I straightened my clothes, wiped the sweat from my brow one more time and then turned and walked off the mat. One of the hardest walks of my life, knowing that every single eye was on me.
But once I reached the bathroom, my bravado crumbled.
‘Shit,’ I whispered as the tears started to come. I tried to blink them away, tilting my head up, trying to fight the gravitational pull, while a strange feeling rose inside me. The feeling was impossible to understand, a mixture of triumph, horror and something else. Accompanying it was a physical feeling of nausea every time I replayed that awful snapping sound in my head. I retched over the sink, but nothing came out. I stared at myself in the mirror. Red face, glossy eyes, tear-stained cheeks. No one could ever see me like this. No one.
Because the second they did, it would be over.
That was the thing about being the only woman in a room full of men. You had to earn your place and prove you deserved to be there more than anyone else. And if that meant I had to break someone’s finger, then I guess that was what I was going to have to do.

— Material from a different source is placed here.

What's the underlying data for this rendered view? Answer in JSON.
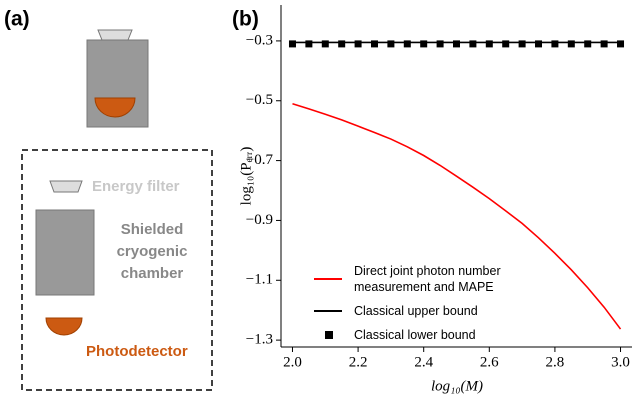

I knew the second she had me in that hold that she could break something, and I also knew that the only way to avoid that was by tapping out.
And I could’ve tapped, stood up, made a joke about it – something that would have made all the guys laugh but also left them wondering if she could really have done it.
But I saw her face. She needed this, and for some reason I didn’t understand, I wanted to give it to her.
So I didn’t tap.
I let her break my finger that day.
Truth was, I’d probably let her break every one of them if it meant watching her win like that again.
CHAPTER 27
My day of aesthetic torture finally came to an end. I’d sent Philly photos throughout the horrific ordeal, of my nails being done and my hair highlighted, and then some selfies as I modelled several pairs of revolting-looking sunglasses. She’d found it wildly amusing, my ‘Cinderella moment’. I, however, didn’t see the humour in it.
The day had dragged on at a glacial pace, and by the time I got back to the hotel, it was already five o’clock. The shopping had been on another island, over an hour’s boat ride away. An entire day wasted on hair and nails, and who knew it took so long to put false lashes on! And people did this voluntarily? Insanity. Of the highest order.
But as I walked through the hotel lobby draped in my newly acquired tight white dress, gold sandals and large designer sunglasses, something suddenly became glaringly obvious to me. People treated you differently when you looked like this. Heads turned. Several men glanced up at me and smiled. The women took notice too. Two staff members greeted me with a cheerful ‘Good afternoon, ma’am. Is there anything I can do to help you?’ Their politeness was jarring, because none of them had spoken to me like that since I’d been here.
Even the gardeners cutting the hedges stopped working and created a path for me to pass, picking the leaves off the floor as I went – God forbid my sandal touch any kind of organic matter. It was as if I was walking a red carpet, and the absurdity of the situation suddenly became all too clear. I’d had to squeeze myself into a second-skin dress, be polished, glossed, highlighted, fake-lashed and varnished to be seen in a different light. Looking like this made memore valuable in some way, more worthy of eye contact, leaf-free paths, smiles and courtesy.
Sad, really.
I turned onto the now very familiar path that led to my villa, and just as I was about to turn the last corner—
‘Cam!’ I’d nearly slammed straight into him. ‘What the hell are you doing? You can’t just emerge from the bushes like that.’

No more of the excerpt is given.